This project focuses on classifying potential customers for buying Caravan insurance. The target variable is Caravan
(Binary Classification).
-
Dataset:
caravan.csv
-
Python Code:
- Jupyter notebook:
caravan.ipynb
- Jupyter notebook:
The goal is to classify potential customers into two categories based on their likelihood to purchase Caravan insurance. The target variable is binary (0 or 1).
The dataset contains 87 variables and 9823 observations. Refer to the Kaggle link for variable descriptions: Caravan Insurance Customer Identification.
-
Data Splitting:
- The dataset was divided into two data frames, Train and Test, using the
ORIGIN
variable. The variable was then dropped. - Train Shape: (5822, 86)
- Test Shape: (4000, 86)
- The dataset was divided into two data frames, Train and Test, using the
-
Down Sampling:
- Due to imbalanced classification, down sampling was applied.
- Original Value Counts: 0 - 3762, 1 - 238
- Downsampled Value Counts: 0 - 400, 1 - 348
-
No Missing Values
-
Feature Selection:
- Applied chi-sq-Test for Categorical variables with a p-value threshold limit of 0.02.
- Reduced dimensions from 87 to 26.
-
Model Development:
- Initially, the model achieved 75% accuracy.

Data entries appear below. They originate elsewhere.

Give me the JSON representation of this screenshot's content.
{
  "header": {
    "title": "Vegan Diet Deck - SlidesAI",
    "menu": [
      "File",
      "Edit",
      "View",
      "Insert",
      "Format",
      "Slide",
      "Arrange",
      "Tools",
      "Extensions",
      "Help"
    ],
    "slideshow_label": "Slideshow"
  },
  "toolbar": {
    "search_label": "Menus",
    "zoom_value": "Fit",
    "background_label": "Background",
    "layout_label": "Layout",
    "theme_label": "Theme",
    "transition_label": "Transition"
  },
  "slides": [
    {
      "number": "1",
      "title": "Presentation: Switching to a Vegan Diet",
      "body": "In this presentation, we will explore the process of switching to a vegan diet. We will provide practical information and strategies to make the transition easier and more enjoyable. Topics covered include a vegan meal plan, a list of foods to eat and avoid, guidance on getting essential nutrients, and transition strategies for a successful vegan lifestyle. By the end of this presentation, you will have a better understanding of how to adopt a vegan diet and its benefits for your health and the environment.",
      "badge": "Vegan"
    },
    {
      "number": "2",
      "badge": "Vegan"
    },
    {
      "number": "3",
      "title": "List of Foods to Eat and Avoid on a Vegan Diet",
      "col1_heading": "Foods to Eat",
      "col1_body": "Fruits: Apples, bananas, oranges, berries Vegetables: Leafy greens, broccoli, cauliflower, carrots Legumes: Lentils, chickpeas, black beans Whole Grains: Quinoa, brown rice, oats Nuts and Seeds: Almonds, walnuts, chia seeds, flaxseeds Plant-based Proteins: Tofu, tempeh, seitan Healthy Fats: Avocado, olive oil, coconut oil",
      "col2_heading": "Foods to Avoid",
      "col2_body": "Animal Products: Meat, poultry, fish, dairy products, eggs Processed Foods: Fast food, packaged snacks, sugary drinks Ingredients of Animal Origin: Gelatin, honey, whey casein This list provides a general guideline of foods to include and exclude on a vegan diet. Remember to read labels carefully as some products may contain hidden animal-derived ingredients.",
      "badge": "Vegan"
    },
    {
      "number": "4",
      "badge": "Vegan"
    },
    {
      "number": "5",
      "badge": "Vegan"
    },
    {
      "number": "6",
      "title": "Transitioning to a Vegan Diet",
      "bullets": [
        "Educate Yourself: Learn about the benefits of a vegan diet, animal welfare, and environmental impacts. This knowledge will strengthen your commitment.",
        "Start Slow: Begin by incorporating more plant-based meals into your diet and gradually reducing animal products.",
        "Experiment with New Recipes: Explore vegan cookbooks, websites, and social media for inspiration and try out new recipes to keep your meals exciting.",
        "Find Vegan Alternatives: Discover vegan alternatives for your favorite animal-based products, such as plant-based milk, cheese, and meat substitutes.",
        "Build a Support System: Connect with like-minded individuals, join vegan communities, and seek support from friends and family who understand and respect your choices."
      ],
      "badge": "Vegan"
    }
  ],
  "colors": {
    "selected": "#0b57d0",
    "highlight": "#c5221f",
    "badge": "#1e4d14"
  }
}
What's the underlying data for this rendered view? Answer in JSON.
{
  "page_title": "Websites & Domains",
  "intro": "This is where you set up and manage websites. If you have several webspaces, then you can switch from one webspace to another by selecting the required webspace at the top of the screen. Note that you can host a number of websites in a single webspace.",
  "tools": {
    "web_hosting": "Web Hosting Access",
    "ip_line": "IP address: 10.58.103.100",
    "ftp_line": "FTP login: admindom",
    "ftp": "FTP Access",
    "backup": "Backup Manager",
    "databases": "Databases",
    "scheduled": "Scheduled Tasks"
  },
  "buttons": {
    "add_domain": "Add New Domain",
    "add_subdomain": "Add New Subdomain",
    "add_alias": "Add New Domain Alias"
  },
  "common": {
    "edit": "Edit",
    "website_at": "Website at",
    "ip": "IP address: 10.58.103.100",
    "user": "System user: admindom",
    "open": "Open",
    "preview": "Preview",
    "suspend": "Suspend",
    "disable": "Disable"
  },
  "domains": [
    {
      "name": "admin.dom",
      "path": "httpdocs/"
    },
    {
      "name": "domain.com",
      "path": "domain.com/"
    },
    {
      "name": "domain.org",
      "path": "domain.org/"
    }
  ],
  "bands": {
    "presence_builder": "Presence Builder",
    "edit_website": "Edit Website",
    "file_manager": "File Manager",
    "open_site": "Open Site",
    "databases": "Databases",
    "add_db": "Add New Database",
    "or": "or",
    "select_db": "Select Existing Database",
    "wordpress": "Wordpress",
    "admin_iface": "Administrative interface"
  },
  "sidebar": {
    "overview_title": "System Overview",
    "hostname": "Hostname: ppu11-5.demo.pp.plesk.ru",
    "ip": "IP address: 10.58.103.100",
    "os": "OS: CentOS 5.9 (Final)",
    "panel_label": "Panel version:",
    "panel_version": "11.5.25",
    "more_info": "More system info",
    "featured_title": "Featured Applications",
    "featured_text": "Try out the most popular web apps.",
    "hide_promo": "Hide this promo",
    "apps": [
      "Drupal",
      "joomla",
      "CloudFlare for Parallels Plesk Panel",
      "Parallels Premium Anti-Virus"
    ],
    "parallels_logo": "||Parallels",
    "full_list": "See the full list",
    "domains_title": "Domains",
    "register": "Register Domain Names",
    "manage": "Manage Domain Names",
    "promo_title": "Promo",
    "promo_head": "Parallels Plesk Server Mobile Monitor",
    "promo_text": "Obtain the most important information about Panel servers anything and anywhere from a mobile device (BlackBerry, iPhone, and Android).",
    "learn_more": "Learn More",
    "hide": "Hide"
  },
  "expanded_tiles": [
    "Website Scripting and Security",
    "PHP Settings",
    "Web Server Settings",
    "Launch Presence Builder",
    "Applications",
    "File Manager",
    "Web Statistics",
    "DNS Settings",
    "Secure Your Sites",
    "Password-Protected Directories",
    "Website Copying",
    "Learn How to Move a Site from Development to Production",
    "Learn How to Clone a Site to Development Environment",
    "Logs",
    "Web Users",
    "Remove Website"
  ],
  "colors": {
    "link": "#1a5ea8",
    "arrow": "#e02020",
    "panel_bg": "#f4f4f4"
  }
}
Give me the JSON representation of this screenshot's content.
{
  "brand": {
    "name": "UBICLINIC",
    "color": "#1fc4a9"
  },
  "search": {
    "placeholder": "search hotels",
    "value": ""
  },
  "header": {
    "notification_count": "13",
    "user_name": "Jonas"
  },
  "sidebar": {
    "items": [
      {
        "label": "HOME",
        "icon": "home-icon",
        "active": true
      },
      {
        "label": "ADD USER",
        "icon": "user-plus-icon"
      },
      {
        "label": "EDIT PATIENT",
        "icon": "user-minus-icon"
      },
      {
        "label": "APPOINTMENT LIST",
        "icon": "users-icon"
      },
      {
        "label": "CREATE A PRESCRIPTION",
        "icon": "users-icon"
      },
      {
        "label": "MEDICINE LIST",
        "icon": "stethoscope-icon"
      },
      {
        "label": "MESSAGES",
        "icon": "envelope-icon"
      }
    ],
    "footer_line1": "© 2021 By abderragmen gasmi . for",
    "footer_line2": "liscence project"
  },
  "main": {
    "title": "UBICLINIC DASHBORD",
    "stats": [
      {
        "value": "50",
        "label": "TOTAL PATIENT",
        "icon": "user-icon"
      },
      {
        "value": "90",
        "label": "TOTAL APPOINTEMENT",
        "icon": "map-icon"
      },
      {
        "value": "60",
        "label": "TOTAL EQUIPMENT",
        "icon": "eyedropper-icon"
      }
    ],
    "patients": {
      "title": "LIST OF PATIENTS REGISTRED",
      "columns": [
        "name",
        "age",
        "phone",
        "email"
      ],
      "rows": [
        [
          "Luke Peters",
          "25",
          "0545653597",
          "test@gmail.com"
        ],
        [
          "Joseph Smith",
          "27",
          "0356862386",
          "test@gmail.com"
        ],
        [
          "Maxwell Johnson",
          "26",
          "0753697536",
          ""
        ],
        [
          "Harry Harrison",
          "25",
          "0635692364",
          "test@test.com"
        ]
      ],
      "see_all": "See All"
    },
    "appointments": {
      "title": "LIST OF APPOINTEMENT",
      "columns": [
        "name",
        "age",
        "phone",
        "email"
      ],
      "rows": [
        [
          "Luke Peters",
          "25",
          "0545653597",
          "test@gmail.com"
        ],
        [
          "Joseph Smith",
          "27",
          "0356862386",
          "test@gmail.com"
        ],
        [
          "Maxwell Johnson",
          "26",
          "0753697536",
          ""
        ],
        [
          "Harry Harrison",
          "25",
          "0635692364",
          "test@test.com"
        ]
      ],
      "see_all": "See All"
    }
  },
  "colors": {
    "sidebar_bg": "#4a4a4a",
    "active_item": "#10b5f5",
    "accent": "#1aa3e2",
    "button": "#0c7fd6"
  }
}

- After reducing the p-value of the chi-sq test to 0.02, the model achieved 100% accuracy with no False Positives (FP) and False Negatives (FN).
Accuracy: 1.0 Confusion Matrix:
[[3762 0] [0 238]]
-
Clone the repository:
git clone <repository_url>
-
Navigate to the project directory:
cd Caravan-Insurance-Customer-Identification
-
Explore the dataset and Jupyter notebook for detailed analysis and code.
Feel free to refer to the caravan.ipynb
for an in-depth explanation of the project.
Note: Adjust file paths and comments as needed for your project structure.